Gore, mayhem, insanity fill Bard's 'Titus'
By Joseph T. Rozmiarek
Special to The Advertiser
By Joseph T. Rozmiarek
That bodies pile up quickly near the end of a Shakespearean tragedy is not remarkable. But nowhere do they hit the floor more quickly than in "Titus Andronicus," the third and final play in this summer's Shakespeare Festival.
When you add in the severed hands and heads and the other miscellaneous human parts that are baked into a pie, you get an early work that is a blood curdling revenge tragedy with scenes that look suspiciously like absurdist satire.
"Titus Andronicus," at least, may have opened the way for Shakespeare's mature works.
Given the overabundance of gore, mayhem, insanity and rape that fills the play, one might wonder how seriously to regard the drama. The answer for director Harry Wong III seems to be "dead seriously." He notes in the program that the play simply "is what it is."
What it is in this production is a neatly trimmed performance that plays a little over two hours, with a jaw-dropping first act that leaves the intermission audience wondering where the violence could possibly escalate. That's a pretty good way to bring them back in for Act Two.
The intimate playing area with audience seating on three sides works well for this play. Just about everyone in the cast has mastered the dialogue, and Wong works in visual effects that strongly support the action.
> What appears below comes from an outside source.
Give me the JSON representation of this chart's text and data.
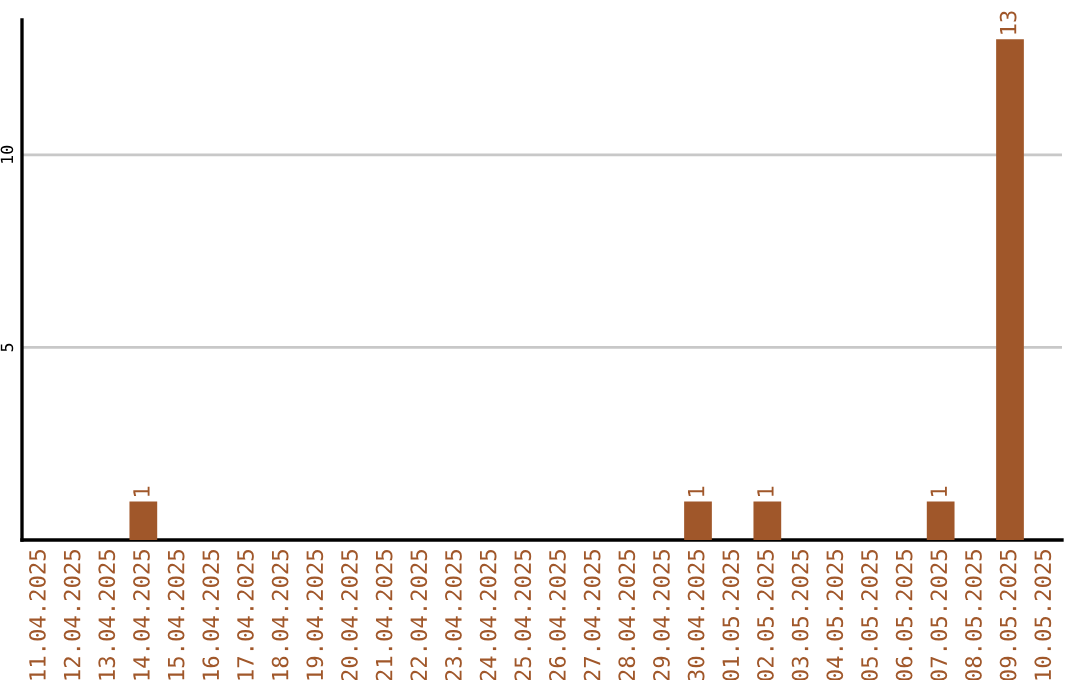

Vigorously bloodstained costumes are only the starting point.
The cast wears stylized white face paint accented with skull-like shadows. Red scarves spill out of wounds to simulate blood, and crimson confetti is passed around the audience to share in eating the human pie.
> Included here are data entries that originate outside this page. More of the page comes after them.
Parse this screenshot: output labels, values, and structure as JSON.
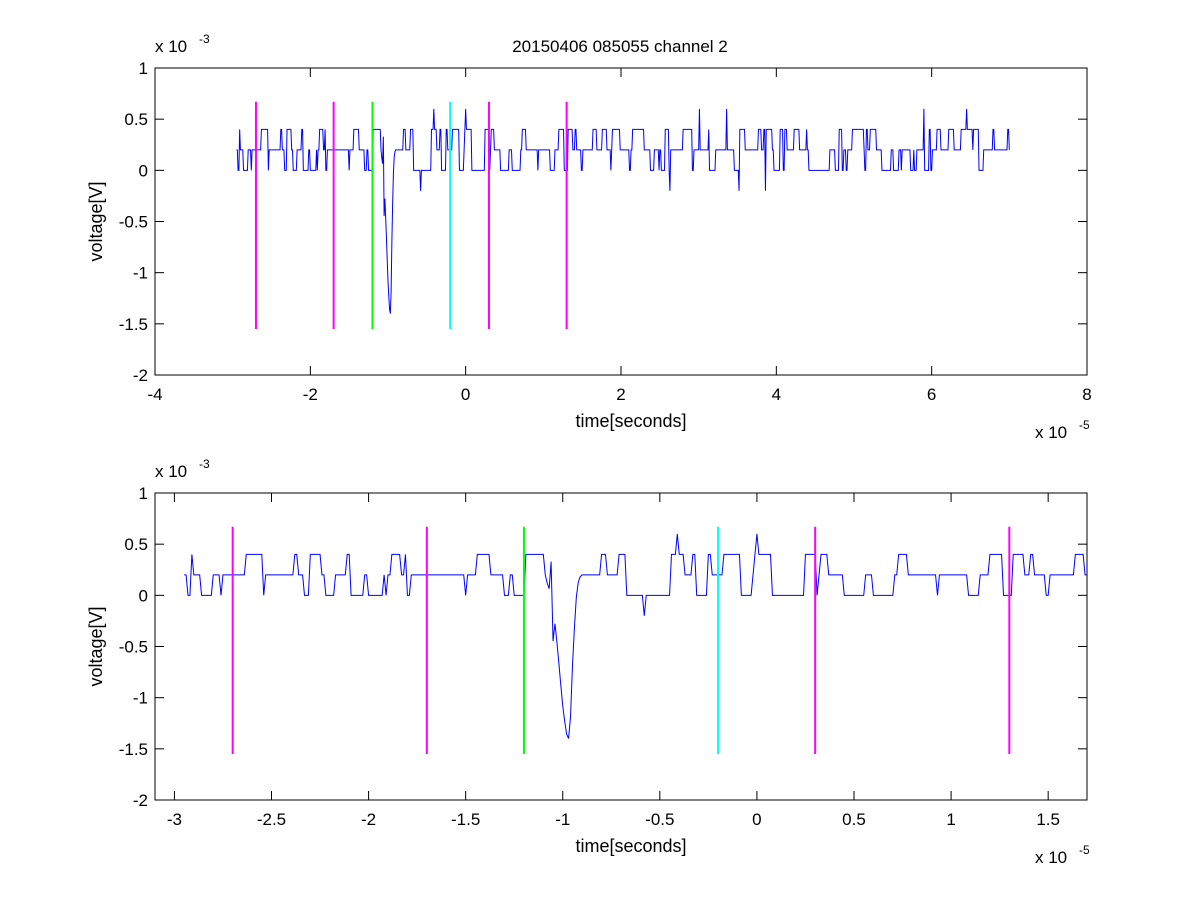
{
  "figure_title": "20150406 085055 channel 2",
  "colors": {
    "signal": "#0000ff",
    "magenta": "#ff00ff",
    "green": "#00ff00",
    "cyan": "#00ffff",
    "axes": "#000000"
  },
  "chart_data": [
    {
      "type": "line",
      "title": "20150406 085055 channel 2",
      "xlabel": "time[seconds]",
      "ylabel": "voltage[V]",
      "x_exponent_label": "x 10",
      "x_exponent": "-5",
      "y_exponent_label": "x 10",
      "y_exponent": "-3",
      "xlim": [
        -4,
        8
      ],
      "ylim": [
        -2,
        1
      ],
      "xticks": [
        -4,
        -2,
        0,
        2,
        4,
        6,
        8
      ],
      "xtick_labels": [
        "-4",
        "-2",
        "0",
        "2",
        "4",
        "6",
        "8"
      ],
      "yticks": [
        -2,
        -1.5,
        -1,
        -0.5,
        0,
        0.5,
        1
      ],
      "ytick_labels": [
        "-2",
        "-1.5",
        "-1",
        "-0.5",
        "0",
        "0.5",
        "1"
      ],
      "grid": false,
      "series": [
        {
          "color": "#0000ff",
          "x_range": [
            -2.95,
            7.0
          ],
          "baseline": 0.2,
          "levels": [
            0,
            0.2,
            0.4
          ],
          "spike": {
            "x": -0.97,
            "min": -1.4
          }
        }
      ],
      "markers": [
        {
          "x": -2.7,
          "color": "#ff00ff",
          "y_range": [
            -1.55,
            0.67
          ]
        },
        {
          "x": -1.7,
          "color": "#ff00ff",
          "y_range": [
            -1.55,
            0.67
          ]
        },
        {
          "x": -1.2,
          "color": "#00ff00",
          "y_range": [
            -1.55,
            0.67
          ]
        },
        {
          "x": -0.2,
          "color": "#00ffff",
          "y_range": [
            -1.55,
            0.67
          ]
        },
        {
          "x": 0.3,
          "color": "#ff00ff",
          "y_range": [
            -1.55,
            0.67
          ]
        },
        {
          "x": 1.3,
          "color": "#ff00ff",
          "y_range": [
            -1.55,
            0.67
          ]
        }
      ]
    },
    {
      "type": "line",
      "title": "",
      "xlabel": "time[seconds]",
      "ylabel": "voltage[V]",
      "x_exponent_label": "x 10",
      "x_exponent": "-5",
      "y_exponent_label": "x 10",
      "y_exponent": "-3",
      "xlim": [
        -3.1,
        1.7
      ],
      "ylim": [
        -2,
        1
      ],
      "xticks": [
        -3,
        -2.5,
        -2,
        -1.5,
        -1,
        -0.5,
        0,
        0.5,
        1,
        1.5
      ],
      "xtick_labels": [
        "-3",
        "-2.5",
        "-2",
        "-1.5",
        "-1",
        "-0.5",
        "0",
        "0.5",
        "1",
        "1.5"
      ],
      "yticks": [
        -2,
        -1.5,
        -1,
        -0.5,
        0,
        0.5,
        1
      ],
      "ytick_labels": [
        "-2",
        "-1.5",
        "-1",
        "-0.5",
        "0",
        "0.5",
        "1"
      ],
      "grid": false,
      "series": [
        {
          "color": "#0000ff",
          "x_range": [
            -2.95,
            1.7
          ],
          "baseline": 0.2,
          "levels": [
            0,
            0.2,
            0.4
          ],
          "spike": {
            "x": -0.97,
            "min": -1.4
          }
        }
      ],
      "markers": [
        {
          "x": -2.7,
          "color": "#ff00ff",
          "y_range": [
            -1.55,
            0.67
          ]
        },
        {
          "x": -1.7,
          "color": "#ff00ff",
          "y_range": [
            -1.55,
            0.67
          ]
        },
        {
          "x": -1.2,
          "color": "#00ff00",
          "y_range": [
            -1.55,
            0.67
          ]
        },
        {
          "x": -0.2,
          "color": "#00ffff",
          "y_range": [
            -1.55,
            0.67
          ]
        },
        {
          "x": 0.3,
          "color": "#ff00ff",
          "y_range": [
            -1.55,
            0.67
          ]
        },
        {
          "x": 1.3,
          "color": "#ff00ff",
          "y_range": [
            -1.55,
            0.67
          ]
        }
      ]
    }
  ]
}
But these are only the gimmicks. The evening also includes some exciting directorial choices and several sound acting performances.
There is an overtly sexual and bawdy seduction scene between Danel Verdugo as Tamora and Troy Apostol as Aaron. Kathy Hunter as Lavinia is not only raped and mutilated; she is victimized in a preliminary taunting scene that is even more chilling than her subsequent butchered reappearance.
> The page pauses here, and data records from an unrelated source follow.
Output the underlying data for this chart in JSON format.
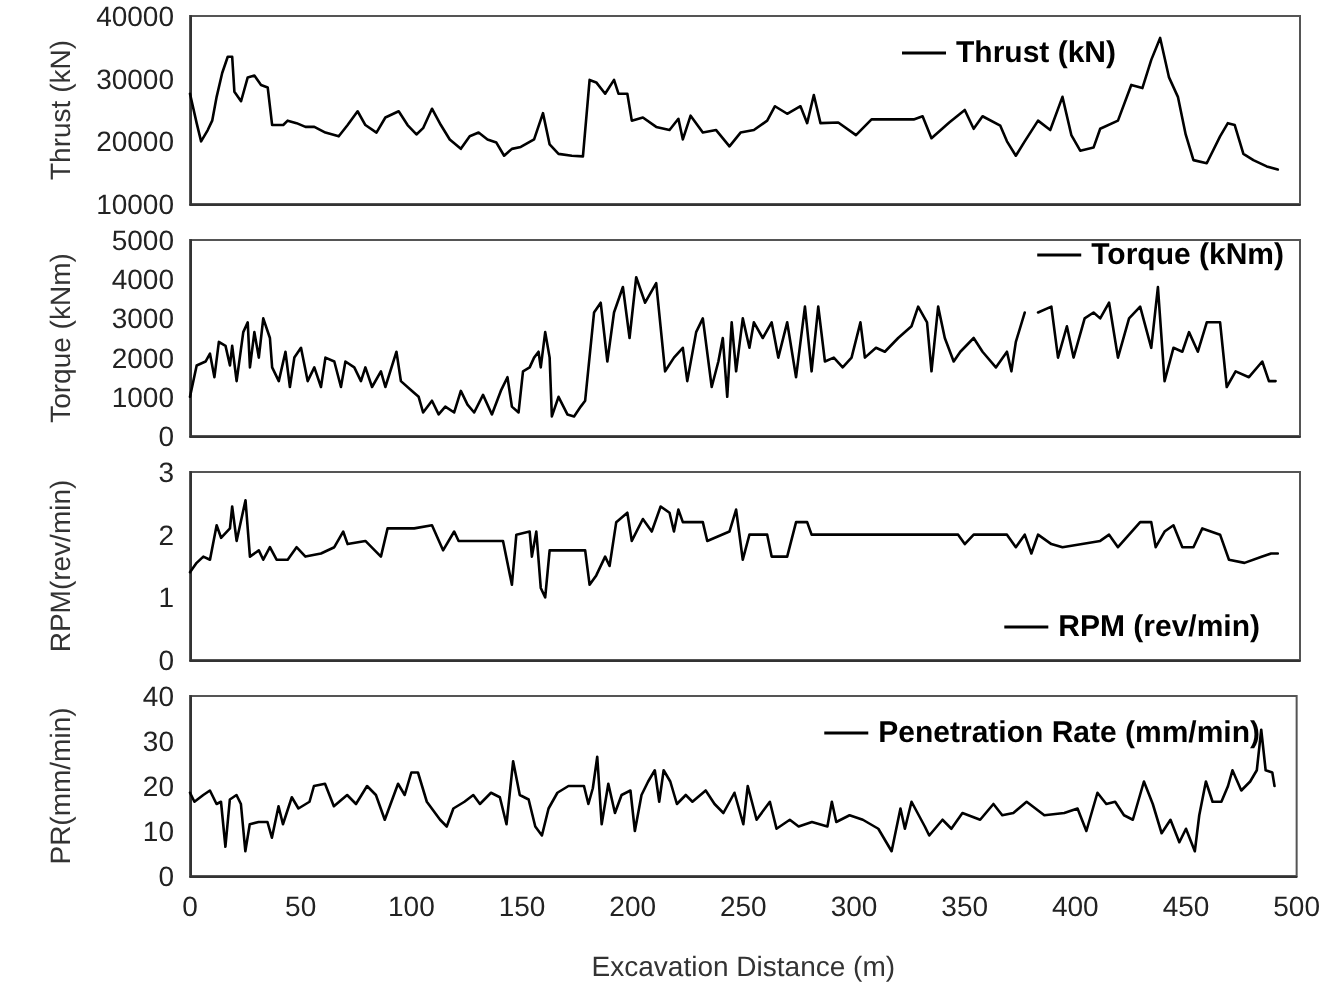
{
  "chart_data": [
    {
      "type": "line",
      "ylabel": "Thrust (kN)",
      "xlim": [
        0,
        500
      ],
      "ylim": [
        10000,
        40000
      ],
      "yticks": [
        10000,
        20000,
        30000,
        40000
      ],
      "tick_labels": "y",
      "grid": false,
      "legend": "top right",
      "marker": "none",
      "line_style": "solid",
      "series": [
        {
          "name": "Thrust (kN)",
          "color": "#000000",
          "x": [
            0,
            3,
            5,
            8,
            10,
            12,
            14.5,
            17,
            19,
            20,
            23,
            26,
            29,
            32,
            35,
            37,
            42,
            44,
            48,
            52,
            56,
            61,
            67,
            71,
            75.5,
            79,
            84,
            88,
            94,
            98,
            102,
            105,
            109,
            113,
            117,
            122,
            126,
            130,
            134,
            138,
            141.5,
            145,
            149,
            155,
            159,
            162,
            166,
            172,
            177,
            180,
            183,
            187,
            191,
            193,
            197,
            199,
            204,
            210,
            216,
            220,
            222,
            225.5,
            231,
            237,
            243,
            248,
            254,
            260,
            263.5,
            269,
            275,
            278,
            281,
            284,
            292,
            300,
            307,
            319,
            326,
            330,
            334,
            342,
            349,
            353,
            357,
            365,
            368,
            372,
            376,
            382,
            387.5,
            393,
            397,
            401,
            407,
            410,
            418,
            424,
            429,
            433,
            437,
            441,
            445,
            448.5,
            452,
            458,
            464,
            467.5,
            470.6,
            474.5,
            479,
            485,
            490
          ],
          "values": [
            27600,
            22900,
            20000,
            21800,
            23300,
            27100,
            30900,
            33500,
            33500,
            27900,
            26400,
            30200,
            30500,
            29000,
            28600,
            22600,
            22600,
            23300,
            22900,
            22300,
            22300,
            21400,
            20800,
            22600,
            24800,
            22600,
            21400,
            23800,
            24800,
            22600,
            21100,
            22100,
            25200,
            22600,
            20300,
            18800,
            20800,
            21400,
            20300,
            19800,
            17700,
            18800,
            19100,
            20300,
            24500,
            19500,
            18000,
            17700,
            17600,
            29800,
            29400,
            27600,
            29800,
            27600,
            27600,
            23300,
            23800,
            22300,
            21800,
            23600,
            20300,
            24100,
            21400,
            21800,
            19200,
            21400,
            21800,
            23300,
            25600,
            24400,
            25600,
            22900,
            27400,
            22900,
            23000,
            21000,
            23500,
            23500,
            23500,
            24000,
            20500,
            23000,
            25000,
            22000,
            24000,
            22500,
            20000,
            17700,
            20000,
            23300,
            21800,
            27100,
            21000,
            18500,
            19000,
            22000,
            23300,
            29000,
            28500,
            33000,
            36500,
            30200,
            27100,
            21100,
            17000,
            16500,
            20800,
            22900,
            22600,
            18000,
            17000,
            16000,
            15500
          ]
        }
      ]
    },
    {
      "type": "line",
      "ylabel": "Torque (kNm)",
      "xlim": [
        0,
        500
      ],
      "ylim": [
        0,
        5000
      ],
      "yticks": [
        0,
        1000,
        2000,
        3000,
        4000,
        5000
      ],
      "tick_labels": "y",
      "grid": false,
      "legend": "top right",
      "marker": "none",
      "line_style": "solid",
      "series": [
        {
          "name": "Torque (kNm)",
          "color": "#000000",
          "x": [
            0,
            3,
            7,
            9,
            11,
            13,
            16,
            18,
            19,
            21,
            24,
            26,
            27,
            29,
            31,
            33,
            36,
            37,
            40,
            43,
            45,
            47,
            50,
            53,
            56,
            59,
            61,
            65,
            68,
            70,
            74,
            77,
            79,
            82,
            86,
            88,
            93,
            95,
            100,
            103,
            105,
            109,
            112,
            115,
            119,
            122,
            125,
            128,
            132,
            136,
            140,
            143,
            145,
            148,
            150,
            153,
            155,
            157,
            158,
            160,
            162,
            163,
            166,
            170,
            173,
            176,
            178,
            182,
            185,
            188,
            191,
            195,
            198,
            201,
            205,
            210,
            214,
            218,
            222,
            224,
            228,
            231,
            235,
            238,
            240,
            242,
            244,
            246,
            249,
            252,
            254,
            258,
            262,
            265,
            269,
            273,
            277,
            280,
            283,
            286,
            290,
            294,
            298,
            302,
            304,
            309,
            313,
            319,
            325,
            328,
            332,
            334,
            337,
            340,
            344,
            347,
            353,
            357,
            363,
            368,
            370,
            372,
            376,
            379,
            382,
            388,
            391,
            395,
            398,
            403,
            407,
            410,
            414,
            418,
            423,
            428,
            433,
            436,
            439,
            443,
            447,
            450,
            454,
            458,
            464,
            467,
            471,
            477,
            483,
            486,
            489
          ],
          "values": [
            1000,
            1800,
            1900,
            2100,
            1500,
            2400,
            2300,
            1800,
            2300,
            1400,
            2650,
            2900,
            1750,
            2650,
            2000,
            3000,
            2500,
            1750,
            1400,
            2150,
            1250,
            2000,
            2250,
            1400,
            1750,
            1250,
            2000,
            1900,
            1250,
            1900,
            1750,
            1400,
            1750,
            1250,
            1650,
            1250,
            2150,
            1400,
            1150,
            1000,
            600,
            900,
            550,
            750,
            600,
            1150,
            800,
            600,
            1050,
            550,
            1150,
            1500,
            750,
            600,
            1650,
            1750,
            2000,
            2150,
            1750,
            2650,
            2000,
            500,
            1000,
            550,
            500,
            750,
            900,
            3150,
            3400,
            1900,
            3150,
            3800,
            2500,
            4050,
            3400,
            3900,
            1650,
            2000,
            2250,
            1400,
            2650,
            3000,
            1250,
            1900,
            2500,
            1000,
            2900,
            1650,
            3000,
            2250,
            2900,
            2500,
            2900,
            2000,
            2900,
            1500,
            3300,
            1650,
            3300,
            1900,
            2000,
            1750,
            2000,
            2900,
            2000,
            2250,
            2150,
            2500,
            2800,
            3300,
            2900,
            1650,
            3300,
            2500,
            1900,
            2150,
            2500,
            2150,
            1750,
            2150,
            1650,
            2400,
            3150,
            null,
            3150,
            3300,
            2000,
            2800,
            2000,
            3000,
            3150,
            3000,
            3400,
            2000,
            3000,
            3300,
            2250,
            3800,
            1400,
            2250,
            2150,
            2650,
            2150,
            2900,
            2900,
            1250,
            1650,
            1500,
            1900,
            1400,
            1400
          ]
        }
      ]
    },
    {
      "type": "line",
      "ylabel": "RPM(rev/min)",
      "xlim": [
        0,
        500
      ],
      "ylim": [
        0,
        3
      ],
      "yticks": [
        0,
        1,
        2,
        3
      ],
      "tick_labels": "y",
      "grid": false,
      "legend": "bottom right",
      "marker": "none",
      "line_style": "solid",
      "series": [
        {
          "name": "RPM (rev/min)",
          "color": "#000000",
          "x": [
            0,
            3,
            6,
            9,
            12,
            14,
            18,
            19,
            21,
            25,
            27,
            31,
            33,
            36,
            39,
            44,
            48,
            52,
            59,
            65,
            69,
            71,
            79,
            86,
            89,
            94,
            101,
            109,
            114,
            119,
            121,
            141,
            145,
            147,
            153,
            154,
            156,
            158,
            160,
            162,
            178,
            180,
            183,
            187,
            189,
            192,
            197,
            199,
            204,
            208,
            212,
            216,
            218,
            220,
            222,
            231,
            233,
            243,
            246,
            249,
            252,
            260,
            262,
            269,
            273,
            278,
            280,
            288,
            346,
            349,
            353,
            368,
            372,
            376,
            379,
            382,
            388,
            393,
            410,
            414,
            418,
            428,
            433,
            435,
            439,
            443,
            447,
            452,
            456,
            464,
            468,
            475,
            483,
            487,
            490
          ],
          "values": [
            1.4,
            1.55,
            1.65,
            1.6,
            2.15,
            1.95,
            2.1,
            2.45,
            1.9,
            2.55,
            1.65,
            1.75,
            1.6,
            1.8,
            1.6,
            1.6,
            1.8,
            1.65,
            1.7,
            1.8,
            2.05,
            1.85,
            1.9,
            1.65,
            2.1,
            2.1,
            2.1,
            2.15,
            1.75,
            2.05,
            1.9,
            1.9,
            1.2,
            2.0,
            2.05,
            1.65,
            2.05,
            1.15,
            1.0,
            1.75,
            1.75,
            1.2,
            1.35,
            1.65,
            1.5,
            2.2,
            2.35,
            1.9,
            2.25,
            2.05,
            2.45,
            2.35,
            2.05,
            2.4,
            2.2,
            2.2,
            1.9,
            2.05,
            2.4,
            1.6,
            2.0,
            2.0,
            1.65,
            1.65,
            2.2,
            2.2,
            2.0,
            2.0,
            2.0,
            1.85,
            2.0,
            2.0,
            1.8,
            2.0,
            1.7,
            2.0,
            1.85,
            1.8,
            1.9,
            2.0,
            1.8,
            2.2,
            2.2,
            1.8,
            2.05,
            2.15,
            1.8,
            1.8,
            2.1,
            2.0,
            1.6,
            1.55,
            1.65,
            1.7,
            1.7
          ]
        }
      ]
    },
    {
      "type": "line",
      "xlabel": "Excavation Distance (m)",
      "ylabel": "PR(mm/min)",
      "xlim": [
        0,
        500
      ],
      "xticks": [
        0,
        50,
        100,
        150,
        200,
        250,
        300,
        350,
        400,
        450,
        500
      ],
      "ylim": [
        0,
        40
      ],
      "yticks": [
        0,
        10,
        20,
        30,
        40
      ],
      "grid": false,
      "legend": "top right",
      "marker": "none",
      "line_style": "solid",
      "series": [
        {
          "name": "Penetration Rate (mm/min)",
          "color": "#000000",
          "x": [
            0,
            2,
            6,
            9,
            12,
            14,
            16,
            18,
            21,
            23,
            25,
            27,
            31,
            35,
            37,
            40,
            42,
            46,
            49,
            54,
            56,
            61,
            65,
            71,
            75,
            80,
            84,
            88,
            94,
            97,
            100,
            103,
            107,
            113,
            116,
            119,
            124,
            128,
            131,
            136,
            140,
            143,
            146,
            149,
            153,
            156,
            159,
            162,
            166,
            171,
            178,
            180,
            182,
            184,
            186,
            189,
            192,
            195,
            199,
            201,
            204,
            207,
            210,
            212,
            214,
            217,
            220,
            224,
            227,
            233,
            237,
            241,
            246,
            250,
            252,
            256,
            262,
            265,
            271,
            275,
            281,
            288,
            290,
            292,
            298,
            304,
            311,
            317,
            321,
            323,
            326,
            332,
            334,
            340,
            344,
            349,
            357,
            363,
            367,
            372,
            378,
            386,
            395,
            401,
            405,
            410,
            414,
            418,
            422,
            426,
            431,
            435,
            439,
            443,
            447,
            450,
            454,
            456,
            459,
            462,
            466,
            469,
            471,
            475,
            479,
            482,
            484,
            486,
            489,
            490
          ],
          "values": [
            18.5,
            16.5,
            18,
            19,
            16,
            16.5,
            6.5,
            17,
            18,
            16,
            5.5,
            11.5,
            12,
            12,
            8.5,
            15.5,
            11.5,
            17.5,
            15,
            16.5,
            20,
            20.5,
            15.5,
            18,
            16,
            20,
            18,
            12.5,
            20.5,
            18,
            23,
            23,
            16.5,
            12.5,
            11,
            15,
            16.5,
            18,
            16,
            18.5,
            17.5,
            11.5,
            25.5,
            18,
            17,
            11,
            9,
            15,
            18.5,
            20,
            20,
            16,
            19.5,
            26.5,
            11.5,
            20.5,
            14,
            18,
            19,
            10,
            18,
            21,
            23.5,
            16.5,
            23.5,
            21,
            16,
            18,
            16.5,
            19,
            16,
            14,
            18.5,
            11.5,
            20,
            12.5,
            16.5,
            10.5,
            12.5,
            11,
            12,
            11,
            16.5,
            12,
            13.5,
            12.5,
            10.5,
            5.5,
            15,
            10.5,
            16.5,
            11,
            9,
            12.5,
            10.5,
            14,
            12.5,
            16,
            13.5,
            14,
            16.5,
            13.5,
            14,
            15,
            10,
            18.5,
            16,
            16.5,
            13.5,
            12.5,
            21,
            16,
            9.5,
            12.5,
            7.5,
            10.5,
            5.5,
            13.5,
            21,
            16.5,
            16.5,
            20,
            23.5,
            19,
            21,
            23.5,
            32.5,
            23.5,
            23,
            20
          ]
        }
      ]
    }
  ]
}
And, with a little bit of lighting and a great deal of successful physical suggestion, Wong and Jason Kanda as Quintus successfully simulate a scene at the bottom of a deep hole in the forest.
Stephen Mead is excellent in the title role — articulate, emotional and a sturdy lighthouse beacon amid the waves of excessive violence that could swamp a less steadfast performance. Apostol and Verdugo match him in intensity and Walter Eccles as Marcus and Swaine Kaui as Lucius give strong support. Hunter keeps her head through a difficult scene in which she identifies her assailants without benefit of tongue or hands, and Verdugo toughs her way through a strange interlude that is part reality and part hallucination, in which Tamora impersonates Revenge.
"Titus" follows the unpopular "King John" in a season that gets a big boost from originality, energy, and a small, thrust theater playing space. The festival is dedicated to former University of Hawai'i professor Terence Knapp, who championed the performance of Shakespeare's works. This year should make him proud.